Father daughter relationship: how to have an accomplice relationship?

Father daughter relationship: how to have an accomplice relationship?

Becoming a father is a great adventure, especially when it comes to a little girl. The benchmarks will be different, the needs perhaps too. The man who will have the role of protector and of the one who listens… it is now.

A girl, how does it work?

Baby, a little girl has the same needs as a little boy. No need to cover it with dolls or pink. An infant just needs your presence, bottles when hungry, and contact. Changing diapers will be all the easier as there is no risk of getting wet. The vulva needs to be cleaned well, gently because the inner lips are fragile.

Bathing, eating, rocking her, are important moments in the first moments of life, because they allow the dad to come into contact and get to know each other. The one who will become one of the women in her life needs to smell her, hear her voice, touch her beard or the hair on her arms.

The first smiles will be a shared joy. The father has his own interests and his own way of interacting with his daughter. He is not there to be the replica of the mother, but on the contrary, his role is to ensure his role of father, that is to say with his deep voice, his desires (sport, music, barbecue, cut Euro, etc.) and he will train his daughter to share his passions. For her, it will be enriching, and allow her to discover another world than the one she had shared until now exclusively with her mother during the 9 months of pregnancy.

Complicity is built

To become close to your daughter, you just have to play and chat. Play according to her tastes, but also make her discover other activities, which can be very varied:

  • play ball;
  • tinker with small wooden tools (learn to type);
  • go for walks, the opportunity to meet other dads at the park;
  • paint, draw;
  • go to a music store, listen to the instruments;
  • etc.

Complicity can also be maintained through rituals. Every Tuesday evening, it’s daddy who reads the story, or every Sunday we peel the potatoes together to make fries.

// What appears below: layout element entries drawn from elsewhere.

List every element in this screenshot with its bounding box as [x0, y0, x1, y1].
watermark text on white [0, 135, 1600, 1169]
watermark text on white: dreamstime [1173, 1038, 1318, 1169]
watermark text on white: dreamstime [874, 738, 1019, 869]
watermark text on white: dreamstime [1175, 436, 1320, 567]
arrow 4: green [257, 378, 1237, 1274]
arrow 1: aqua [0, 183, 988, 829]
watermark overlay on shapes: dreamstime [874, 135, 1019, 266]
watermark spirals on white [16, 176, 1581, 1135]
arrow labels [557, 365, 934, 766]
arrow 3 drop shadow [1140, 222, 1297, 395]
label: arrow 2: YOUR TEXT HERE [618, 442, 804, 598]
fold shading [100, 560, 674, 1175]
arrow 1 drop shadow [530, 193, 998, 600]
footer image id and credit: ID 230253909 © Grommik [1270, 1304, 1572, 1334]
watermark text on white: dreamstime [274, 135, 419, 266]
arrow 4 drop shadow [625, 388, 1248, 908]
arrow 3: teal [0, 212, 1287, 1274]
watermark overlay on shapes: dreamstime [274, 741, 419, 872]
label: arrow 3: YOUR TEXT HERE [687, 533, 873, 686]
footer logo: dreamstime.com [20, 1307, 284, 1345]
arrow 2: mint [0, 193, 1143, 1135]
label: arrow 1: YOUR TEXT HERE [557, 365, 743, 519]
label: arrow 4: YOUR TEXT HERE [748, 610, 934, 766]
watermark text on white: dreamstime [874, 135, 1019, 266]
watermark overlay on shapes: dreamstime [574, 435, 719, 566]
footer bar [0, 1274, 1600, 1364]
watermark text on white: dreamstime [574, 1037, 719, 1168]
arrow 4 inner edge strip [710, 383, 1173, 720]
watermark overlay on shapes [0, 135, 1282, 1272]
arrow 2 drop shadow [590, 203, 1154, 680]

For a little girl, her father is the first man of her life and it is with this model that she will build herself. Each father will show what seems important to him, in a man: to listen to her, to protect her, to encourage her, to consider her as the equal of a boy … All these values ​​will allow him to feel confident and empowered. move forward in life by considering the male world as an ally.

My father this super hero

As Marcel Rufo explains, a child is built by idealizing his father. Even if deep down, she will never be completely fooled, it allows her to overcome her fears. “It is so essential for a child to have a heroic father, that in the less gifted or the most pathetic, she will often succeed in finding a quality, however minimal, which will allow her to see him glorious, even intermittently “.

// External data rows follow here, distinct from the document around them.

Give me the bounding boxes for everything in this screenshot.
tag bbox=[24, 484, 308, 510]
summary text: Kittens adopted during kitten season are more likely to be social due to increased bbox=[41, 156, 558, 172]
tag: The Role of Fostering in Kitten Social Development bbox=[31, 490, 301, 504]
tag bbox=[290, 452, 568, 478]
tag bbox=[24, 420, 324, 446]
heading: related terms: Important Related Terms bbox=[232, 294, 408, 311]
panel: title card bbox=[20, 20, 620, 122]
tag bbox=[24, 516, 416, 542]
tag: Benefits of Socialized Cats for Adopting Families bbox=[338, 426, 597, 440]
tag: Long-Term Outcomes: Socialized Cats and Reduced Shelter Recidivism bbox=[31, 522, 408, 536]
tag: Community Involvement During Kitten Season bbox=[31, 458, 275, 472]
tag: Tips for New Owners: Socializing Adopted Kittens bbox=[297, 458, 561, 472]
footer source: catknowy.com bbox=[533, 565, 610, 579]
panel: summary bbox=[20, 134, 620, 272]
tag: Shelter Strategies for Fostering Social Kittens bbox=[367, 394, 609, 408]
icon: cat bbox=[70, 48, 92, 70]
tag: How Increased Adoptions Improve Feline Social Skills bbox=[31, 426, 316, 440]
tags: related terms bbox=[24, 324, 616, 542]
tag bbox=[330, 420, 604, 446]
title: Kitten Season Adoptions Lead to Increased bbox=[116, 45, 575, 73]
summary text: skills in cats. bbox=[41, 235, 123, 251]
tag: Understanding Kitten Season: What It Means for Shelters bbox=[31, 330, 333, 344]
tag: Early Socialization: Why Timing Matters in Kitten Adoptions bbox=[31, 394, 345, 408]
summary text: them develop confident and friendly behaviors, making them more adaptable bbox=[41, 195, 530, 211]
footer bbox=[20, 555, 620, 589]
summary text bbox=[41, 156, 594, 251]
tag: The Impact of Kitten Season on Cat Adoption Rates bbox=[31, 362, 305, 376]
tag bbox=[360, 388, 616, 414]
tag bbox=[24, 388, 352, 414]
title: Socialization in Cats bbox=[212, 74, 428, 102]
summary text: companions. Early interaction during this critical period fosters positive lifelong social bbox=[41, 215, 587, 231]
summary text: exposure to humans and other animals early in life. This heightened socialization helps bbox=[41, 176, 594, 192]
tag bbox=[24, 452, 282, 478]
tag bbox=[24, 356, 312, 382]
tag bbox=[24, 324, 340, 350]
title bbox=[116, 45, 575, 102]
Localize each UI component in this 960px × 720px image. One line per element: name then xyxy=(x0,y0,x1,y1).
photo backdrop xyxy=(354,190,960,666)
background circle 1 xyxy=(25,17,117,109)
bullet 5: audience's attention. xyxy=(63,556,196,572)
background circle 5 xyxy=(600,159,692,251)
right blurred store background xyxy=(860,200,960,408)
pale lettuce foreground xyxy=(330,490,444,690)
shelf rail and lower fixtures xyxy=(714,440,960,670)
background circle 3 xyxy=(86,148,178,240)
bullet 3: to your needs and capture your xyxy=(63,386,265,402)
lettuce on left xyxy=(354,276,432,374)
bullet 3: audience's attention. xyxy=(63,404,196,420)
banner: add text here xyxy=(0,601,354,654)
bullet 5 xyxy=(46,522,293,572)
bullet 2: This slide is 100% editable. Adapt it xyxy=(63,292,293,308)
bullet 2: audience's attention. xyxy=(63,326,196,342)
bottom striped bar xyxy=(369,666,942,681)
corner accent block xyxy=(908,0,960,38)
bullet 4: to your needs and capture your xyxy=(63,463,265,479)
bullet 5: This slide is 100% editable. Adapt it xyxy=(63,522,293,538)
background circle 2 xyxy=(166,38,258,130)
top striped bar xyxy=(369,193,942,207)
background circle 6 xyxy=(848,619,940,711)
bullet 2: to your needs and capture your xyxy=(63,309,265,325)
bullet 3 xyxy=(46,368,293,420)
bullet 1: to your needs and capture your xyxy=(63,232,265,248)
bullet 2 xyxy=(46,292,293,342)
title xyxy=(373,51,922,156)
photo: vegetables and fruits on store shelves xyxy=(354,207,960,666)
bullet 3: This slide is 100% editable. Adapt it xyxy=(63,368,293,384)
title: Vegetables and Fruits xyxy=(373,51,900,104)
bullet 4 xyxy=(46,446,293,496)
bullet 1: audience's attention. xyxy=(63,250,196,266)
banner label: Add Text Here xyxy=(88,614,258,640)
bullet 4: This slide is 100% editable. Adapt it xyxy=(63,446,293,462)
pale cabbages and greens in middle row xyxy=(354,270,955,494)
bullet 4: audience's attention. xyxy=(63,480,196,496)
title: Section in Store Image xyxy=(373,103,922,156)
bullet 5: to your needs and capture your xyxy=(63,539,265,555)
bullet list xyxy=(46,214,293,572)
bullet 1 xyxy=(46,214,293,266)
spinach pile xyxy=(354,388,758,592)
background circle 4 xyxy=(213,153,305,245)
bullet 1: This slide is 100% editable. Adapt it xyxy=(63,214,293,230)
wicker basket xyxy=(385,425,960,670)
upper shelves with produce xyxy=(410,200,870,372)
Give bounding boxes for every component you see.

This strength is transmitted to him like a sword, and in the playground, the little girls compare their armor: “My daddy, he makes burgers better than at a restaurant”. “Me, my father, he even knows how to blow bubbles with his nose…”.

No need to put pressure on yourself, a simple presence, but how important, will be enough to make the father look like a hero, in the eyes of his little girl. “The role of the father is to don this garment, knowing full well that it floats in it and that it will be taken away one day”.

Because yes, fathers must take advantage of this moment of grace, because this illusion unfortunately does not last their entire life.

Complicity and tenderness

There will come a time when the little girl, cradled in the crook of her arm, and who mumbled “I love you my daddy, very, very very loudly” will have grown up. Reassured by a daddy present and sure of himself, she observed the flaws and doubts too.

Adolescence marks the separation of this bubble of complicity to allow the young girl to form her own notion of the pair she wishes to form, or not, with another man. Fathers may then feel a little sidelined, even criticized in their actions, but if the bond is solid, listening and discussions will make it possible to get through the crisis.

A teenager will need to make up her own mind, what she has received, what she wants to keep, what she no longer wants. For the father, it is then a question of remaining straight in his own values ​​while accepting that his daughter evolves.

A relationship of mutual tenderness can then be established and the exchanges become adults.